Ook op thematisch vlak vertoont The Grand Budapest Hotel veel overeenkomsten met het eerdere werk van Anderson. Alleen al door de vormgeving roept de film nostalgische en melancholische gevoelens op door de gelijkenis met sprookjes en kinderboeken. Maar zijn films draaien ook echt om melancholie en worden veelal bevolkt door personages die iets missen; iets waar ze zelf de vinger maar moeilijk op kunnen leggen. In the Grand Budapest Hotel gaat het verlangen van Zero uit naar die meest romantische en onbereikbare plek: het verleden.

Correctheid is medemenselijkheid

Het verleden wordt hier verbeeld als een tijd waarin mensen elkaar beter behandelden. Niet zo zeer uit een hartelijke vriendschappelijkheid, maar eerder uit beleefdheid. Anderson is wel zo slim om niet alleen mensen te tonen die elkaar op afstandelijke wijze bejegenen en altijd correct zijn. Monsieur Gustave is juist uitzonderlijk intiem met de gasten in het hotel, ook al zijn het veelal oudere dames, uit beleefdheid. “I go to bed with all my friends”, verklaart hij desgevraagd. Het is precies wat die onzekere dames nodig hebben in hun laatste jaren. Afstandelijke correctheid is hier de ultieme vorm van medemenselijkheid.

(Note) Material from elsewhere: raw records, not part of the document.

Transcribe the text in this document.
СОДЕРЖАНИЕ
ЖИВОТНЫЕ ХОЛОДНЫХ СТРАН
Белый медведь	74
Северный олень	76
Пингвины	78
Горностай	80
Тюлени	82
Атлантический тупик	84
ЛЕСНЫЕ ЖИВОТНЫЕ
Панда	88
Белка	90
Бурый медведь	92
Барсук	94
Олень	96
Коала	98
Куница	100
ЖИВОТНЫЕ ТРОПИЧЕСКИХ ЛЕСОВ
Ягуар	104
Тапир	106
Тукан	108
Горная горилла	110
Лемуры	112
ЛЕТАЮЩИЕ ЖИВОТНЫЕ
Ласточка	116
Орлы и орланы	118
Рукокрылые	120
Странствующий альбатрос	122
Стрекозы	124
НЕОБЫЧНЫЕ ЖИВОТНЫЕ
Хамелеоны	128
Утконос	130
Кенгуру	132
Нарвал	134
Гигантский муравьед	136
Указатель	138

De grandeur van het Grand Budapest is die van een verleden dat verwoest is door de grote oorlogen en ideologieën van de twintigste eeuw. Wat dat betreft is deze film Andersons ode aan die grandeur, beleefdheid en correctheid en zijn aanklacht tegen oorlog, de totailitaire staat. Die laatste wordt vertegenwoordigd door Dmitri, het personage van Adrien Brody, die dan ook in het laatste deel van de film in een donker uniform met vervaarlijke emblemen rondloopt. Daarmee is de release van deze film perfect getimed, want juist nu heeft weer iemand in Oost-Europa zijn masker van beleefdheid laten zakken en toont hij zijn ware, oorlogszuchtige aard. Net zoals een zekere politicus in ons land het laatste restje reserve achter zich heeft gelaten en zijn ware onverbloemde haat aan ons heeft getoond.

Vorm en inhoud

Kunstenaars die zich in vormelijkheid verliezen en daardoor de inhoud, de betekenis van hun werk verwaarlozen worden maniëristisch genoemd. Bij Wes Anderson zijn vorm en inhoud steeds meer naar elkaar toegegroeid. Zijn stijl sluit door de gevoelens die het oproept inmiddels perfect aan bij de nostalgische boodschap die hij overbrengt. Bovendien blijkt deze boodschap uitermate actueel. Dat de vorm van zijn films zo eigenzinnig is, zorgt dat ze in ieder geval enige afwisseling vormen in het misschien ietwat eentonige hedendaagse filmlandschap. Maar of The Grand Budapest Hotel ook echt een meesterwerk is, kunnen we pas over decennia zeggen, wanneer mensen misschien met een zweem van nostalgie terug zullen kijken op de tijd waarin dát soort films nog gemaakt werd.